Automatgenererad bild.

14 April 2014

‘Research must tell hard truths — and help policymaking’

Environmental research focuses increasingly on social issues, human behaviour and policy. This emerged at Mistra’s second anniversary seminar in mid-March. This time, the focus was on environmental policy.

Mistra’s policy-oriented programmes were central to discussions during the seminar at Norra Latin, Stockholm, on 18 March. Executive Director Lars-Erik Liljelund started off the day by pointing out that environmental research had changed from being confined to the periodic system to including the social system as well, and becoming more socially oriented.

Contributions to the seminar dealt with the ability to engage in interdisciplinary work and how new programmes are devised.
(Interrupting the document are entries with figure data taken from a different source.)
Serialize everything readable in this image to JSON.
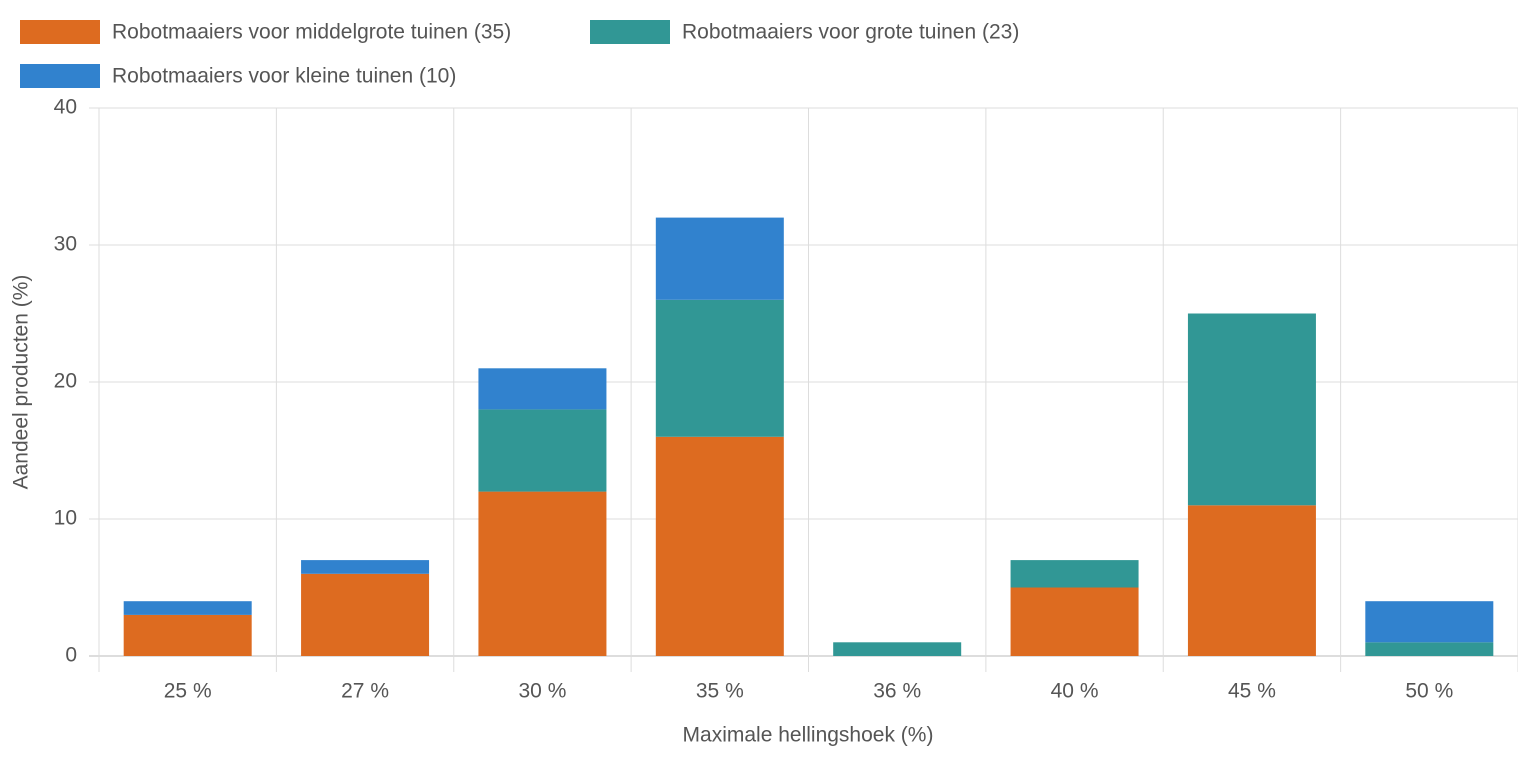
{
  "chart_data": {
    "type": "stacked_bar",
    "x_label": "Maximale hellingshoek (%)",
    "y_label": "Aandeel producten (%)",
    "categories": [
      "25 %",
      "27 %",
      "30 %",
      "35 %",
      "36 %",
      "40 %",
      "45 %",
      "50 %"
    ],
    "series": [
      {
        "name": "Robotmaaiers voor middelgrote tuinen (35)",
        "color": "#dd6b20",
        "values": [
          3,
          6,
          12,
          16,
          0,
          5,
          11,
          0
        ]
      },
      {
        "name": "Robotmaaiers voor grote tuinen (23)",
        "color": "#319795",
        "values": [
          0,
          0,
          6,
          10,
          1,
          2,
          14,
          1
        ]
      },
      {
        "name": "Robotmaaiers voor kleine tuinen (10)",
        "color": "#3182ce",
        "values": [
          1,
          1,
          3,
          6,
          0,
          0,
          0,
          3
        ]
      }
    ],
    "ylim": [
      0,
      40
    ],
    "yticks": [
      0,
      10,
      20,
      30,
      40
    ],
    "grid": true,
    "legend": "top"
  }
}
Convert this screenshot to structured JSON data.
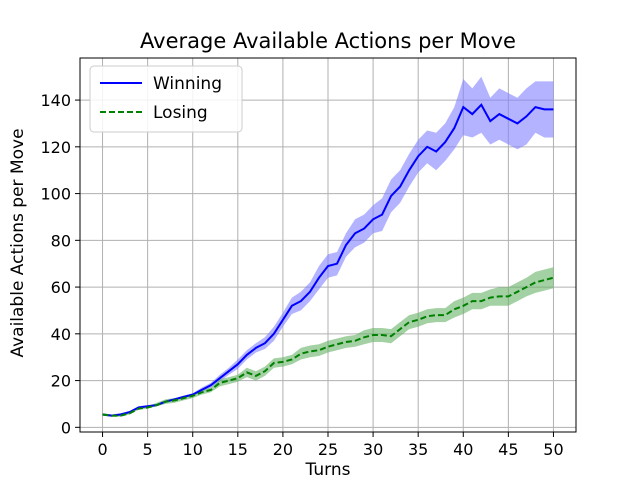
{
  "chart_data": {
    "type": "line",
    "title": "Average Available Actions per Move",
    "xlabel": "Turns",
    "ylabel": "Available Actions per Move",
    "xlim": [
      -2.5,
      52.5
    ],
    "ylim": [
      -2,
      158
    ],
    "xticks": [
      0,
      5,
      10,
      15,
      20,
      25,
      30,
      35,
      40,
      45,
      50
    ],
    "yticks": [
      0,
      20,
      40,
      60,
      80,
      100,
      120,
      140
    ],
    "grid": true,
    "legend_position": "top-left",
    "x": [
      0,
      1,
      2,
      3,
      4,
      5,
      6,
      7,
      8,
      9,
      10,
      11,
      12,
      13,
      14,
      15,
      16,
      17,
      18,
      19,
      20,
      21,
      22,
      23,
      24,
      25,
      26,
      27,
      28,
      29,
      30,
      31,
      32,
      33,
      34,
      35,
      36,
      37,
      38,
      39,
      40,
      41,
      42,
      43,
      44,
      45,
      46,
      47,
      48,
      49,
      50
    ],
    "series": [
      {
        "name": "Winning",
        "color": "#0000ff",
        "band_color": "#8080ff",
        "line_style": "solid",
        "values": [
          5.5,
          5,
          5.5,
          6.5,
          8.5,
          9,
          9.5,
          11,
          12,
          13,
          14,
          16,
          18,
          21,
          24,
          27,
          31,
          34,
          36,
          40,
          46,
          52,
          54,
          58,
          64,
          69,
          70,
          78,
          83,
          85,
          89,
          91,
          99,
          103,
          110,
          116,
          120,
          118,
          122,
          128,
          137,
          134,
          138,
          131,
          134,
          132,
          130,
          133,
          137,
          136,
          136
        ],
        "lower": [
          5,
          4.5,
          5,
          6,
          8,
          8.5,
          9,
          10.5,
          11.5,
          12.5,
          13.5,
          15,
          17,
          19.5,
          22.5,
          25,
          29,
          32,
          33.5,
          37,
          43,
          48.5,
          50,
          54,
          59,
          64,
          65,
          73,
          77,
          79,
          83,
          84,
          92,
          96,
          103,
          109,
          113,
          110,
          114,
          119,
          125,
          124,
          126,
          121,
          123,
          121,
          119,
          121,
          126,
          124,
          124
        ],
        "upper": [
          6,
          5.5,
          6,
          7,
          9,
          9.5,
          10,
          11.5,
          12.5,
          13.5,
          14.5,
          17,
          19,
          22.5,
          25.5,
          29,
          33,
          36,
          38.5,
          43,
          49,
          55.5,
          58,
          62,
          69,
          74,
          75,
          83,
          89,
          91,
          95,
          98,
          106,
          110,
          117,
          123,
          127,
          126,
          130,
          137,
          149,
          145,
          150,
          141,
          145,
          143,
          141,
          145,
          148,
          148,
          148
        ]
      },
      {
        "name": "Losing",
        "color": "#008000",
        "band_color": "#66b366",
        "line_style": "dashed",
        "values": [
          5.5,
          5,
          5,
          6,
          8,
          8.5,
          9.5,
          11,
          11.5,
          12.5,
          13.5,
          15,
          16,
          19,
          20,
          21,
          23.5,
          22,
          24,
          27.5,
          28,
          29,
          31.5,
          32.5,
          33,
          34.5,
          35.5,
          36.5,
          37,
          38.5,
          39.5,
          39.5,
          39,
          42,
          45,
          46,
          47.5,
          48,
          48,
          50.5,
          52,
          54,
          54,
          55.5,
          56,
          56,
          58,
          60,
          62,
          63,
          64
        ],
        "lower": [
          5,
          4.5,
          4.5,
          5.5,
          7.5,
          8,
          9,
          10,
          10.5,
          11.5,
          12.5,
          14,
          15,
          17.5,
          18.5,
          19.5,
          21.5,
          20,
          22,
          25.5,
          26,
          27,
          29,
          30,
          30.5,
          32,
          33,
          34,
          34.5,
          35.5,
          36.5,
          36.5,
          36,
          39,
          42,
          43,
          44.5,
          45,
          45,
          47,
          48.5,
          50.5,
          50.5,
          52,
          52,
          52,
          54,
          56,
          57.5,
          58.5,
          59.5
        ],
        "upper": [
          6,
          5.5,
          5.5,
          6.5,
          8.5,
          9,
          10.5,
          12,
          12.5,
          13.5,
          14.5,
          16,
          17,
          20.5,
          21.5,
          22.5,
          25.5,
          24,
          26,
          29.5,
          30,
          31,
          34,
          35,
          35.5,
          37,
          38,
          39,
          39.5,
          41.5,
          42.5,
          42.5,
          42,
          45,
          48,
          49,
          50.5,
          51,
          51,
          54,
          55.5,
          57.5,
          57.5,
          59,
          60,
          60,
          62,
          64,
          66.5,
          67.5,
          68.5
        ]
      }
    ]
  }
}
Another question discussed was how research can help politicians and other decision-makers in negotiations and decision processes.

Key decision support

Researchers and participants in Mistra programmes were on the list of speakers. So, too, was a representative of the Government, Gustaf Lind, State Secretary at the Ministry for Foreign Affairs and departing Chair of the Arctic Council.

Lind emphasised that two kinds of research are needed: the kind that expresses hard truths that hurt politicians to hear, and research that is closer to policy realities and can therefore be used as decision support. He stressed the importance of research documentation in decision-making, and pointed out that negotiations between parties are always easier if they rest on a solid knowledge base.
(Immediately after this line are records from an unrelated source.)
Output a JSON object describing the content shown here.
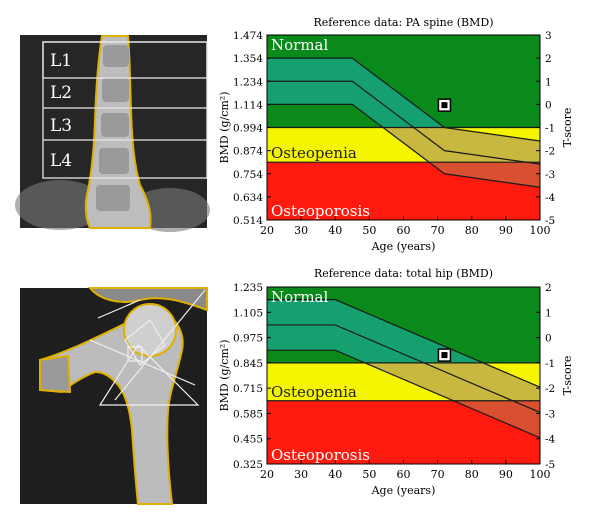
{
  "spine_image": {
    "vertebra_labels": [
      "L1",
      "L2",
      "L3",
      "L4"
    ]
  },
  "colors": {
    "normal": "#0a8a1a",
    "normal_band": "#16a070",
    "osteopenia": "#f5f500",
    "osteopenia_band": "#c8b840",
    "osteoporosis": "#ff1a10",
    "osteoporosis_band": "#d85030",
    "outline": "#e0b000",
    "zone_text": "#ffffff",
    "zone_text_dark": "#222222"
  },
  "chart_data": [
    {
      "type": "area",
      "title": "Reference data: PA spine (BMD)",
      "xlabel": "Age (years)",
      "ylabel": "BMD (g/cm²)",
      "y2label": "T-score",
      "xlim": [
        20,
        100
      ],
      "ylim": [
        0.514,
        1.474
      ],
      "xticks": [
        "20",
        "30",
        "40",
        "50",
        "60",
        "70",
        "80",
        "90",
        "100"
      ],
      "yticks": [
        "1.474",
        "1.354",
        "1.234",
        "1.114",
        "0.994",
        "0.874",
        "0.754",
        "0.634",
        "0.514"
      ],
      "y2ticks": [
        "3",
        "2",
        "1",
        "0",
        "-1",
        "-2",
        "-3",
        "-4",
        "-5"
      ],
      "zones": [
        {
          "name": "Normal",
          "from": 0.994,
          "to": 1.474
        },
        {
          "name": "Osteopenia",
          "from": 0.814,
          "to": 0.994
        },
        {
          "name": "Osteoporosis",
          "from": 0.514,
          "to": 0.814
        }
      ],
      "reference_curves": {
        "upper": {
          "x": [
            20,
            45,
            72,
            100
          ],
          "y": [
            1.354,
            1.354,
            0.994,
            0.924
          ]
        },
        "mean": {
          "x": [
            20,
            45,
            72,
            100
          ],
          "y": [
            1.234,
            1.234,
            0.874,
            0.804
          ]
        },
        "lower": {
          "x": [
            20,
            45,
            72,
            100
          ],
          "y": [
            1.114,
            1.114,
            0.754,
            0.684
          ]
        }
      },
      "patient_point": {
        "x": 72,
        "y": 1.11
      }
    },
    {
      "type": "area",
      "title": "Reference data: total hip (BMD)",
      "xlabel": "Age (years)",
      "ylabel": "BMD (g/cm²)",
      "y2label": "T-score",
      "xlim": [
        20,
        100
      ],
      "ylim": [
        0.325,
        1.235
      ],
      "xticks": [
        "20",
        "30",
        "40",
        "50",
        "60",
        "70",
        "80",
        "90",
        "100"
      ],
      "yticks": [
        "1.235",
        "1.105",
        "0.975",
        "0.845",
        "0.715",
        "0.585",
        "0.455",
        "0.325"
      ],
      "y2ticks": [
        "2",
        "1",
        "0",
        "-1",
        "-2",
        "-3",
        "-4",
        "-5"
      ],
      "zones": [
        {
          "name": "Normal",
          "from": 0.845,
          "to": 1.235
        },
        {
          "name": "Osteopenia",
          "from": 0.65,
          "to": 0.845
        },
        {
          "name": "Osteoporosis",
          "from": 0.325,
          "to": 0.65
        }
      ],
      "reference_curves": {
        "upper": {
          "x": [
            20,
            40,
            100
          ],
          "y": [
            1.17,
            1.17,
            0.72
          ]
        },
        "mean": {
          "x": [
            20,
            40,
            100
          ],
          "y": [
            1.04,
            1.04,
            0.59
          ]
        },
        "lower": {
          "x": [
            20,
            40,
            100
          ],
          "y": [
            0.91,
            0.91,
            0.46
          ]
        }
      },
      "patient_point": {
        "x": 72,
        "y": 0.885
      }
    }
  ]
}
Lars Anell from the Swedish Research Council described the Entwined programme, which he chairs. Some of its most important results, in his opinion, consisted in the new, boundary-crossing collaborations that have arisen.
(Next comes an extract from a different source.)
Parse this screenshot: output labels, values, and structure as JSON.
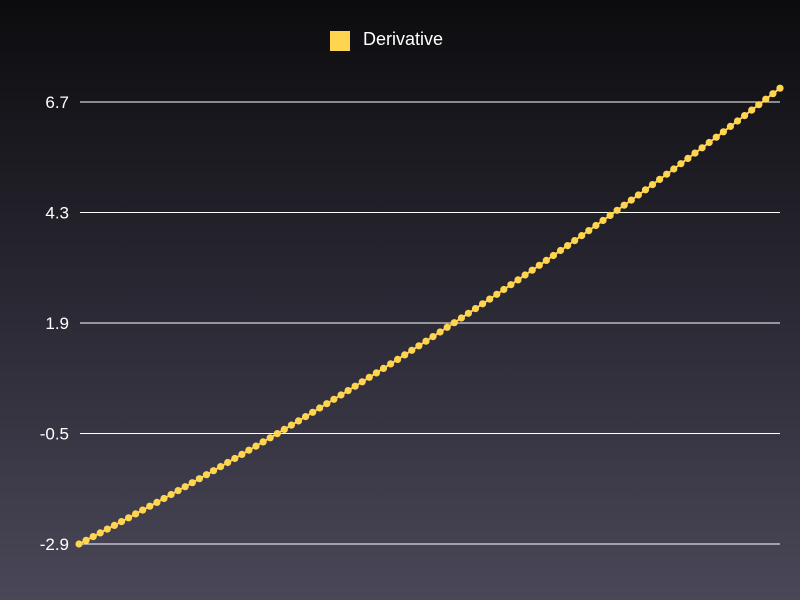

Broad palette of social scientists necessary

Carina Keskitalo, a political scientist and scientific programme director of the newly started Mistra Arctic Sustainable Development programme, underlined the importance of social scientists and naturalists cooperating on equal terms in the programmes, and emphasised the need for a wide range of social scientists. She also proposed that research funders should assist by providing contacts with high-level principals. These contacts may be difficult for individual researchers or programme managers to obtain.

The moderator for the seminar was Eva Krutmeijer, a research communicator. The one-day seminar was the second in the series being held to celebrate Mistra’s 20th anniversary. It culminated in a discussion of how programme initiatives can be just as good, or even better, in the future.